Ghana stands at a crossroads as China prepares to implement zero-tariff access for 53 African countries on May 1, but an economic analyst says the country’s ability to convert that opening into lasting trade gains will hinge on how decisively it moves up the value chain, particularly in cocoa processing.
Economic analyst Jonas Atingdui, speaking to Xinhua news agency in Accra, said the policy could unlock meaningful growth in agriculture, mining, and light manufacturing, but only for countries prepared to go beyond exporting raw materials. For Ghana, processed cocoa represents the clearest and most immediate opportunity.
“With Ghana moving into cocoa processing, exporting finished products such as chocolate to China could be transformative,” Atingdui said.
Ghana produces approximately 20 percent of global cocoa output, and together with Côte d’Ivoire accounts for roughly 60 percent of world supply. Shifting from raw cocoa bean exports toward finished goods such as chocolate and confectionery products could significantly boost foreign exchange earnings and domestic employment, particularly if tariff-free access to China’s 1.4 billion-strong consumer market is fully leveraged.
Beyond cocoa, Atingdui identified shea butter, timber, and minerals as sectors where Ghana already has a production base and could benefit from the expanded regime. The global shea butter market, largely supplied from northern Ghana, is projected to grow from approximately $220 million in 2025 to $390 million by 2030, positioning the country as a potential export hub if supply chains are strengthened and product quality is consistently maintained.
China’s role as a major importer of timber and gold further reinforces the upside for Ghana, particularly as Beijing signals a preference for processed and semi-finished products over unrefined commodities.

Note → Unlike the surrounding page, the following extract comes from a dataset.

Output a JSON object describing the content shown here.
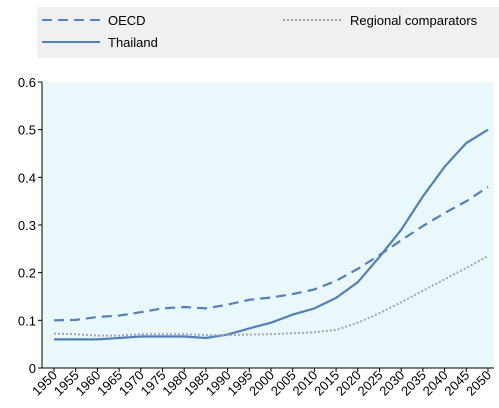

The timing of China’s decision is also strategically significant. As access to Western markets faces increasing friction, Atingdui described the zero-tariff arrangement as a compensating market for African exporters seeking alternative revenue channels. However, he cautioned that Ghana will not be competing only against other African nations but also against established global exporters across Asia, Europe, and the Americas.
Translating access into actual gains, he said, will require governments to close persistent structural gaps. Limited access to credit for export-oriented firms, weak logistics and power infrastructure, and inadequate quality assurance systems remain the principal barriers to scaling production in line with Chinese import standards. Atingdui was direct on the role government must play: “Electricity, water, transport and legal systems are critical enablers that only government can provide effectively.” Failure to meet Chinese quality standards, he warned, could undermine long-term market access even under a zero-tariff regime.
Atingdui also highlighted the African Continental Free Trade Area (AfCFTA) as a force multiplier for the opportunity. Under the continental framework, African countries can specialise in different stages of production, build integrated regional value chains, and export more competitive finished goods to China. “AfCFTA allows African countries to trade inputs among themselves and produce finished goods at scale, which can then be exported competitively,” he said.
China’s zero-tariff policy, announced by President Xi Jinping in February at the 39th African Union summit in Addis Ababa, expands a preferential arrangement previously covering 33 African nations to all 53 countries with which Beijing maintains diplomatic relations. Eswatini remains excluded due to its diplomatic recognition of Taiwan.
Analysts say the policy provides a rare window, but the outcome for Ghana will ultimately be determined not in Beijing but in Accra, through investment in processing capacity, infrastructure, and export readiness.